W (-), G (-), J (-), L (-), respectively represent different linear layers, and N is the total number of image blocks.

Step S43: a Slide-level feature vector h_slide,nEnter the classification level of the corresponding category

And obtaining a classification result, and realizing the classification of the lung cancer pathological images.

Step S5: and (4) extracting the attention scores of all the small image blocks generated in the step (4) corresponding to the model prediction class, generating color blocks with corresponding colors by using the attention scores corresponding to the small image blocks by using matplotlib, covering corresponding positions on the original full-view digital image with the transparency of 0.5, and obtaining a detection heat map of the region of interest after fuzzy and smooth operation.

The above embodiments are not intended to limit the present invention, and the present invention is not limited to the above embodiments, and all embodiments are within the scope of the present invention as long as the requirements of the present invention are met.

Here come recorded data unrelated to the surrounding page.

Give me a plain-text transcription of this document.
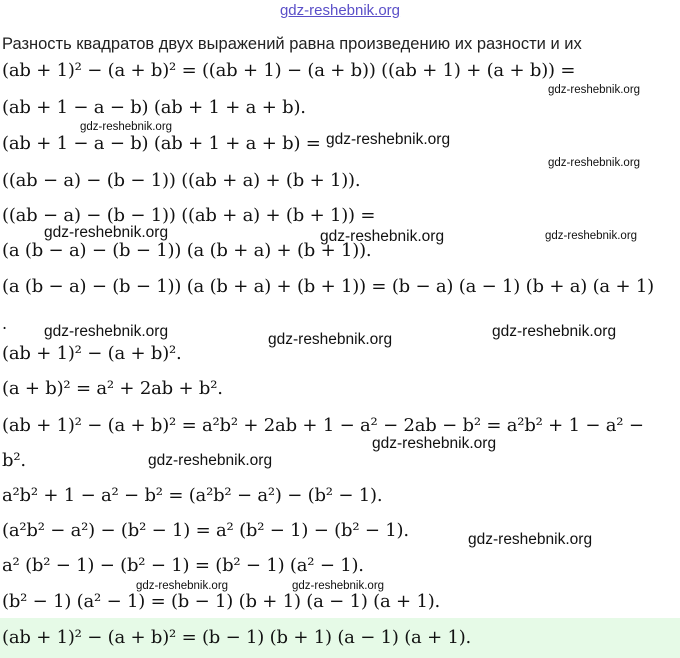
gdz-reshebnik.org
Разность квадратов двух выражений равна произведению их разности и их
(ab + 1)² − (a + b)² = ((ab + 1) − (a + b)) ((ab + 1) + (a + b)) =
(ab + 1 − a − b) (ab + 1 + a + b).
(ab + 1 − a − b) (ab + 1 + a + b) =
((ab − a) − (b − 1)) ((ab + a) + (b + 1)).
((ab − a) − (b − 1)) ((ab + a) + (b + 1)) =
(a (b − a) − (b − 1)) (a (b + a) + (b + 1)).
(a (b − a) − (b − 1)) (a (b + a) + (b + 1)) = (b − a) (a − 1) (b + a) (a + 1)
.
(ab + 1)² − (a + b)².
(a + b)² = a² + 2ab + b².
(ab + 1)² − (a + b)² = a²b² + 2ab + 1 − a² − 2ab − b² = a²b² + 1 − a² −
b².
a²b² + 1 − a² − b² = (a²b² − a²) − (b² − 1).
(a²b² − a²) − (b² − 1) = a² (b² − 1) − (b² − 1).
a² (b² − 1) − (b² − 1) = (b² − 1) (a² − 1).
(b² − 1) (a² − 1) = (b − 1) (b + 1) (a − 1) (a + 1).
(ab + 1)² − (a + b)² = (b − 1) (b + 1) (a − 1) (a + 1).
gdz-reshebnik.org
gdz-reshebnik.org
gdz-reshebnik.org
gdz-reshebnik.org
gdz-reshebnik.org	gdz-reshebnik.org	gdz-reshebnik.org
gdz-reshebnik.org	gdz-reshebnik.org	gdz-reshebnik.org
gdz-reshebnik.org
gdz-reshebnik.org
gdz-reshebnik.org
gdz-reshebnik.org	gdz-reshebnik.org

Those skilled in the art will appreciate that the invention may be practiced without these specific details.

Claims

1. The full-view digital image classification and detection method based on semi-supervision and attention is characterized by comprising the following steps:

step S1: collecting a full-view digital image and preprocessing;

step S23: utilizing a sliding window to divide the preprocessed full-view digital image into a plurality of small image blocks of n multiplied by n, wherein n is the pixel width and height of the small image blocks;

step S25: sending the small image blocks stored in the step S24 into a Resnet18 network for training, storing and outputting the network structure and parameters thereof after training is finished;

step S31: automatically segmenting all full-view digital images by using opencv, filtering a blank background and a manually formed cavity, segmenting the blank background and the artificially formed cavity into small image blocks of n multiplied by n, and storing the coordinates of each image block;

step S32: the small image blocks are fed into a pre-trained Resnet18 network and converted into a 512-dimensional feature vector h at the fourth residual block_kI.e. each small image blockTaking the characteristics;

step S4: the feature h extracted in the step S3_kSending the images into a depth gating channel attention module, comprehensively generating Slide-level features, and realizing classification of full-field digital images through a classification layer; the method comprises the following specific steps:

Wherein a is_k,nAttention score, P, indicating that the kth small image patch belongs to the nth class_a,nRepresenting linear layers belonging to the nth class, sigma (·) representing a sigmoid activation function, tanh (·) representing a tanh activation function, V (·), W (·), G (·), J (·), L (·) respectively representing different linear layers, and N being the total number of image blocks;

step S42: comprehensively generating Slide-level feature vector h by the feature vector corresponding to each small image block and the attention score_slide,n：

h_slide,nRepresenting the characteristics of each full-field digital image in the nth class;

2. The semi-supervised and attention based full-field digital image classification and detection method as claimed in claim 1, wherein: the preprocessing is to perform color normalization on the collected full-field digital image according to an input image template.

3. The semi-supervised and attention based full-field digital image classification and detection method as claimed in claim 1, wherein: the transparency is 0.4-0.7.